Q-Learning IQ Tester

Complete Fall 2025 View on GitHub

I came across the Original IQ Tester—a triangular puzzle with 14 pins and one empty hole. I couldn’t consistently finish with a single peg left, so I asked: can a reinforcement learning agent learn to solve it better than I can? This project is my answer.

Skills & technologies

Python NumPy Q-Learning Tkinter Reward Shaping Algorithm Design

The puzzle

The Original I.Q. Tester Deluxe Edition game board — triangular peg layout with 14 pegs and one empty hole. — The Original I.Q. Tester — 14 pegs, one empty hole. Jump pegs over each other; goal is to leave only one.

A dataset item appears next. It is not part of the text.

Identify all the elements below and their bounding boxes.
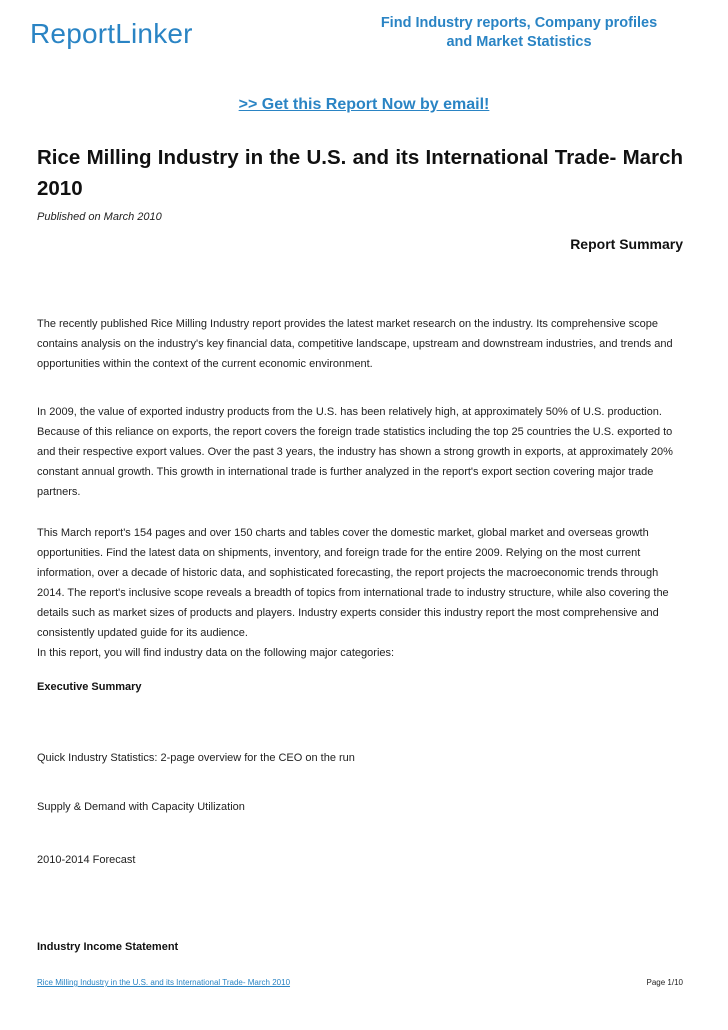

The Original IQ Tester is a 5-base pyramid with 14 pins and 1 empty hole. You jump one peg over another into the empty space (the jumped peg is removed) and repeat until no legal moves remain. The goal is to finish with exactly one peg. The mechanics are simple; the puzzle is surprisingly hard. It’s deterministic, sequential, and reward-sparse—a good testbed for reinforcement learning.

What I built

Q_Learning_IQ_tester.py — Environment (state as NumPy array, 38 legal moves), reward function with shaping, Q-learning with epsilon-greedy exploration, temporal-difference updates, training over 10k episodes per start hole, and evaluation over 100 greedy rollouts.
peg_gui.py — Tkinter GUI that loads saved Q-tables and lets you step through the greedy solution or auto-play, and reset the board.
Reward shaping: small positive reward per jump (+0.25), +20 for ending with one peg, penalty for extra pegs left, so the agent gets a useful learning signal even before solving.
Symmetry: the board is symmetric under rotation/reflection. I only train on start holes {0, 1, 3, 4} (all symmetry classes), so training is 4× faster and the Q-table stays smaller.

Results

Greedy rollouts show the agent learns real strategy: it tends to remove outer pins early, keeps symmetric shapes when it can, and avoids leaving isolated pins. Action sequences get longer and more structured as training goes on. The GUI makes that visible. Quantitatively, the agent sometimes reaches the optimal one-peg solution; more often it ends with two to four pegs—still much better than random. Success rate depends on the starting hole; after ~10k episodes per start, gains level off. In most runs the agent finds a “winning” policy from every hole; if not, a couple of runs usually does it.

Limitations & future work

Reward is still sparse (most signal is at the end), and tabular Q-learning doesn’t generalize to unseen states, which hurts in a large state space. Some good move sequences are rare, so exploration is tough. I’d like to try a Deep Q-Network for generalization, more reward shaping or curriculum learning, symmetry-aware state compression, and better ways to propagate terminal reward (e.g. Monte Carlo returns). Even with these limits, the project shows that Q-learning can learn non-trivial policies for the IQ Tester, and the visualization was really helpful for understanding what the agent was doing.

Run it yourself

From the repo:

pip3 install -r requirements.txt
python3 Q_Learning_IQ_tester.py
python3 peg_gui.py

The CLI will ask for a start hole in {0, 1, 3, 4}. The GUI has Step (next action), Auto-play (greedy solution), and Reset.